You need a heated greenhouse or conservatory where the temperature never drops below 20°C/70°F to safely grow these rare bulbous plants known in Latin as Hymenocallis. Very closely related to Amaryllis (note the similar strap like leaves) these are amongst the most beautiful of flowers carrying a heavy vanilla perfume to add to their pristine glory.
Hymenocallis come from the New World and are found from Peru to Mexico and the West Indies. They are very similar to and were once included with the Crinums though those are from Africa and Asia and are a tad hardier (and Crinums never have the daffodil like cup at the centre of each bloom).
These beautiful blooms come in clusters of up to a dozen with new ones replacing the older as these fade. You can cut these with their long stems for flower arrangements though they last longer left on the bulb. However if you have several bulbs it is worth cutting a stem or two as these are spectacular amongst other less showy specimens and make a humble bunch of otherwise mediocre flowers into a brilliant display.
Hymenocallis are definitely tender! If you are fortunate to find some of their bulbs (these are sold in the UK when stocks come available, grab them when you see them) do make sure they never get cold. Otherwise these are not at all difficult.
Like so many tender bulbs they need a free draining peat or leaf mould rich loamy compost and rain water, this preferably warm. They also like a little light feeding during their growing season. In winter some species may die down but most usually persist in leaf in which case be especially vigilant not to over-water. Be careful never to damage their roots when re-potting, nor let these dry out.
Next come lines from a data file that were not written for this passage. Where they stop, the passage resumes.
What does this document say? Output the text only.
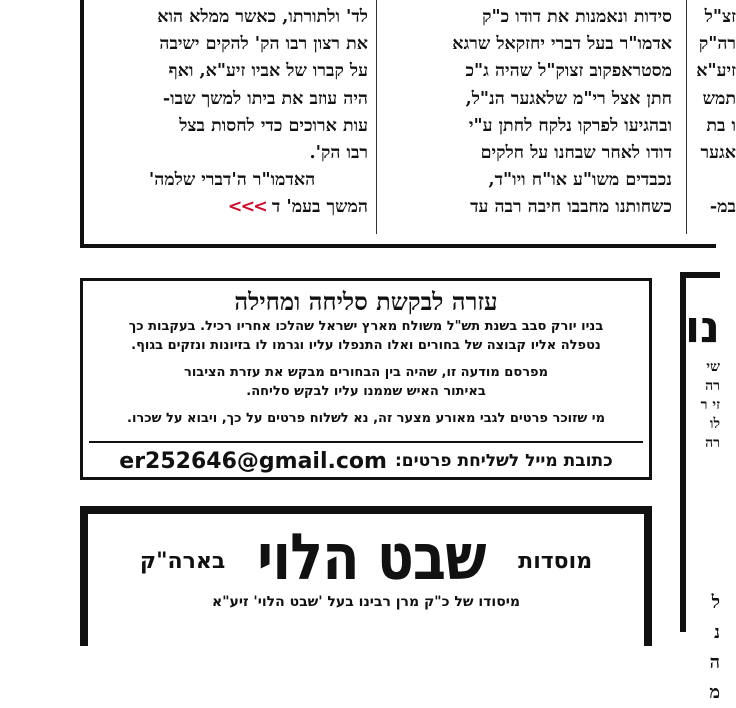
לד' ולתורתו, כאשר ממלא הוא

את רצון רבו הק' להקים ישיבה

על קברו של אביו זיע"א, ואף

היה עוזב את ביתו למשך שבו-

עות ארוכים כדי לחסות בצל

רבו הק'.

האדמו"ר ה'דברי שלמה'

המשך בעמ' ד >>>

סידות ונאמנות את דודו כ"ק

אדמו"ר בעל דברי יחזקאל שרגא

מסטראפקוב זצוק"ל שהיה ג"כ

חתן אצל רי"מ שלאגער הנ"ל,

ובהגיעו לפרקו נלקח לחתן ע"י

דודו לאחר שבחנו על חלקים

נכבדים משו"ע או"ח ויו"ד,

כשחותנו מחבבו חיבה רבה עד

זצ"ל

רה"ק

זיע"א

תמש

ו בת

אגער

במ-

עזרה לבקשת סליחה ומחילה
בניו יורק סבב בשנת תש"ל משולח מארץ ישראל שהלכו אחריו רכיל. בעקבות כך
נטפלה אליו קבוצה של בחורים ואלו התנפלו עליו וגרמו לו בזיונות ונזקים בגוף.
מפרסם מודעה זו, שהיה בין הבחורים מבקש את עזרת הציבור
באיתור האיש שממנו עליו לבקש סליחה.
מי שזוכר פרטים לגבי מאורע מצער זה, נא לשלוח פרטים על כך, ויבוא על שכרו.
כתובת מייל לשליחת פרטים:
er252646@gmail.com
מוסדות
שבט הלוי
בארה"ק
מיסודו של כ"ק מרן רבינו בעל 'שבט הלוי' זיע"א
נו
שי
רה
זי ר
לו
רה
ל
נ
ה
מ
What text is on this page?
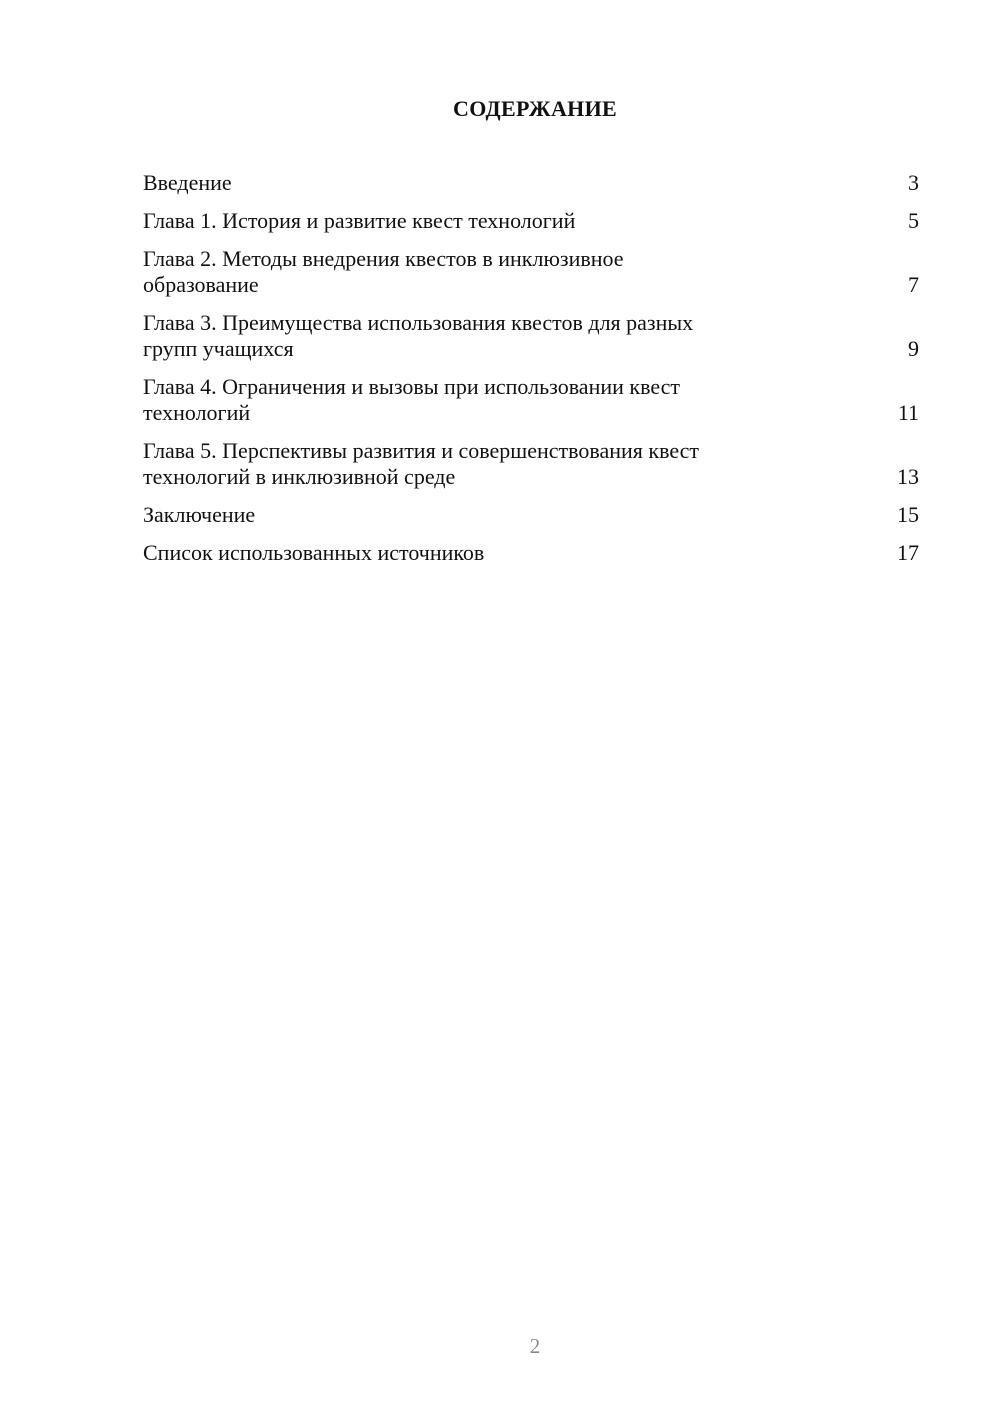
СОДЕРЖАНИЕ
Введение	3
Глава 1. История и развитие квест технологий	5
Глава 2. Методы внедрения квестов в инклюзивное
образование	7
Глава 3. Преимущества использования квестов для разных
групп учащихся	9
Глава 4. Ограничения и вызовы при использовании квест
технологий	11
Глава 5. Перспективы развития и совершенствования квест
технологий в инклюзивной среде	13
Заключение	15
Список использованных источников	17
2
At the same time you may carefully detach offset bulbs to grow up to flowering size, these plants are seldom ever grown from seed.
The connoisseur can build up a collection. The star is probably the hybrid H. Festalis (shown) which has large ornate cups frilly at the edges dripping long ‘petals’ in purest white and an exquisite scent, very similar is the other Peruvian Daffodil, H. narcissiflora. The Spider lilies, H. caribaea, H. speciosa & H. harrisiana are widely cultivated in the West Indies and even as far north as Florida, they’re much the same with smaller cups and very long narrow ‘petals’ often with a greenish hue to part and that same sweet vanilla perfume. H. macrostephana is from Bolivia and is perhaps the hardiest taking temperatures as low as 10°C/50°F. H. littoralis / americana has the added bonus of having a variegated form with creamy greenish white stripes along the leaves.